A few months ago, we reviewed an excellent new book called Thinking, Fast and Slow (Oct.22, 2011)  in which author Daniel Kahneman talks about how we make decisions. We see what we want , ignore probabilities, and, as Kahneman writes,  “we are often confident even when we are wrong”. But The Wall Street Journal’s  (Jan.4, 2012) article “What’s Your Algorithm”, says the important theme in business for 2012 will be “how analytics harvested from massive databases will begin to inform our day-to-day business decisions.  Call it Big Data, analytics, or decision science. This will change your world.”

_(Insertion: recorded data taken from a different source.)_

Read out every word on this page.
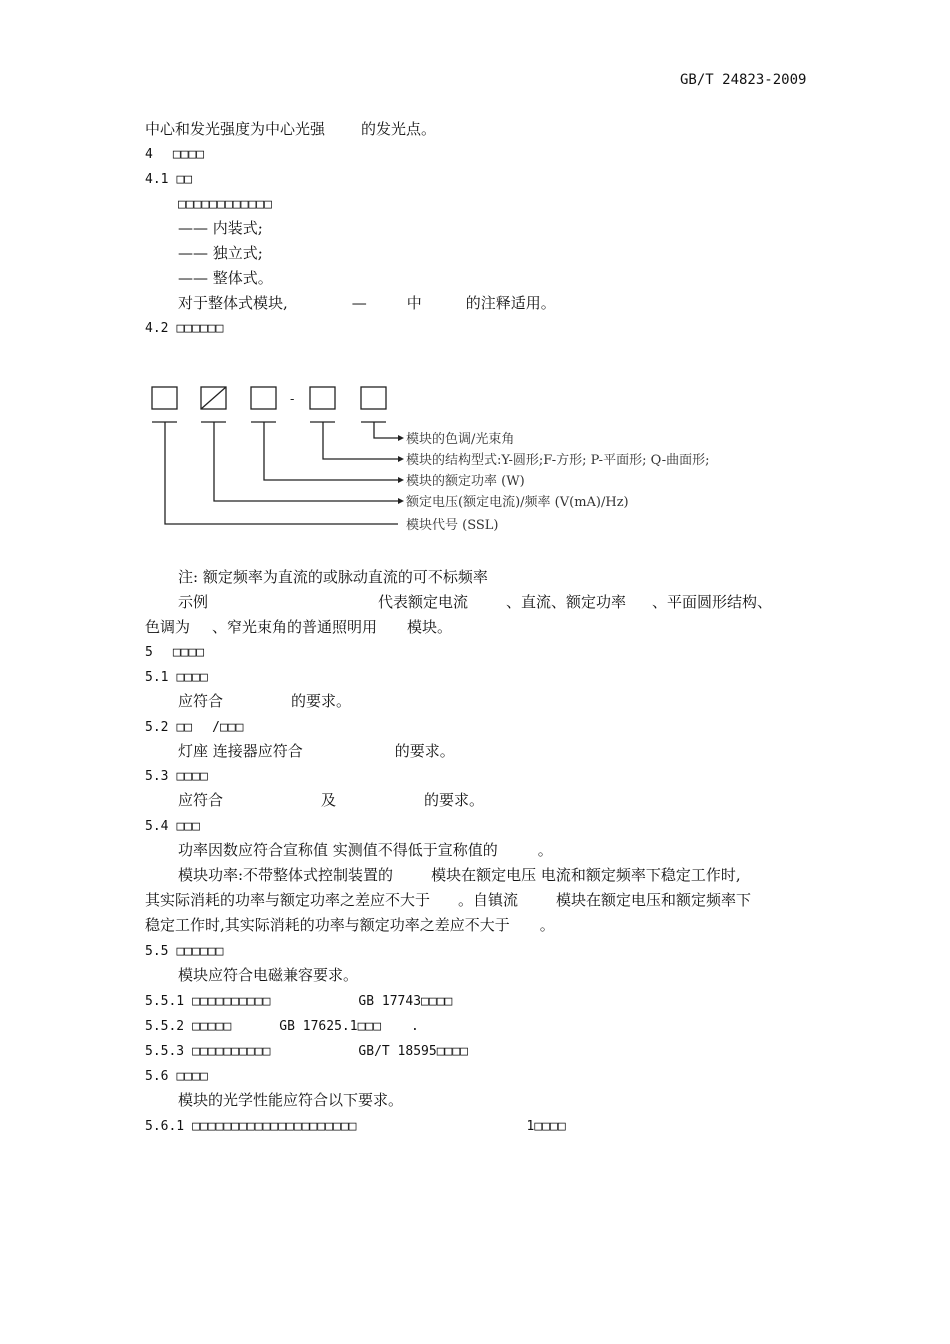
GB/T 24823-2009
中心和发光强度为中心光强 的发光点。
4 □□□□
4.1 □□
□□□□□□□□□□□□
—— 内装式;
—— 独立式;
—— 整体式。
对于整体式模块,	—	中	的注释适用。
4.2 □□□□□□
-
模块的色调/光束角
模块的结构型式:Y-圆形;F-方形; P-平面形; Q-曲面形;
模块的额定功率 (W)
额定电压(额定电流)/频率 (V(mA)/Hz)
模块代号 (SSL)
注: 额定频率为直流的或脉动直流的可不标频率
示例	代表额定电流	、直流、额定功率 、平面圆形结构、
色调为 、窄光束角的普通照明用 模块。
5 □□□□
5.1 □□□□
应符合	的要求。
5.2 □□ /□□□
灯座 连接器应符合	的要求。
5.3 □□□□
应符合	及	的要求。
5.4 □□□
功率因数应符合宣称值 实测值不得低于宣称值的	。
模块功率:不带整体式控制装置的	模块在额定电压 电流和额定频率下稳定工作时,
其实际消耗的功率与额定功率之差应不大于 。自镇流	模块在额定电压和额定频率下
稳定工作时,其实际消耗的功率与额定功率之差应不大于 。
5.5 □□□□□□
模块应符合电磁兼容要求。
5.5.1 □□□□□□□□□□	GB 17743□□□□
5.5.2 □□□□□	GB 17625.1□□□ .
5.5.3 □□□□□□□□□□	GB/T 18595□□□□
5.6 □□□□
模块的光学性能应符合以下要求。
5.6.1 □□□□□□□□□□□□□□□□□□□□□	1□□□□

The new algorithms can help us reduce the human decision-making biases that Kahneman fears. These software systems can chew through billions of bits of data, analyze them, and package the insights for immediate use. For example, crunching millions of data points about traffic flows, an analytics system might find that on Fridays a delivery fleet should stick to the highways–despite your devout belief in surface road shortcuts.

Until recently, we have been stymied by the cost of storage, slower processing speeds and the flood of data itself, often spread across different corporate databases. “A few years ago it might take a month to run a project involving 30 billion calculations. Today it can be done in 2 or 3 hours”, says Opera Solutions’  CEO.  HP just spent $11 billion to buy Autonomy Corp., which vacuums up “unstructured data” then applies analytic approaches to it.

Analytics (or as we called it, OR, MS, QA, or Decision Sciences when studying in grad school) is becoming mainstream WSJ reading.

Discussion questions:

1. How has IBM taken a leading role in business analytics?

2. How can massive number crunching help the operations manager?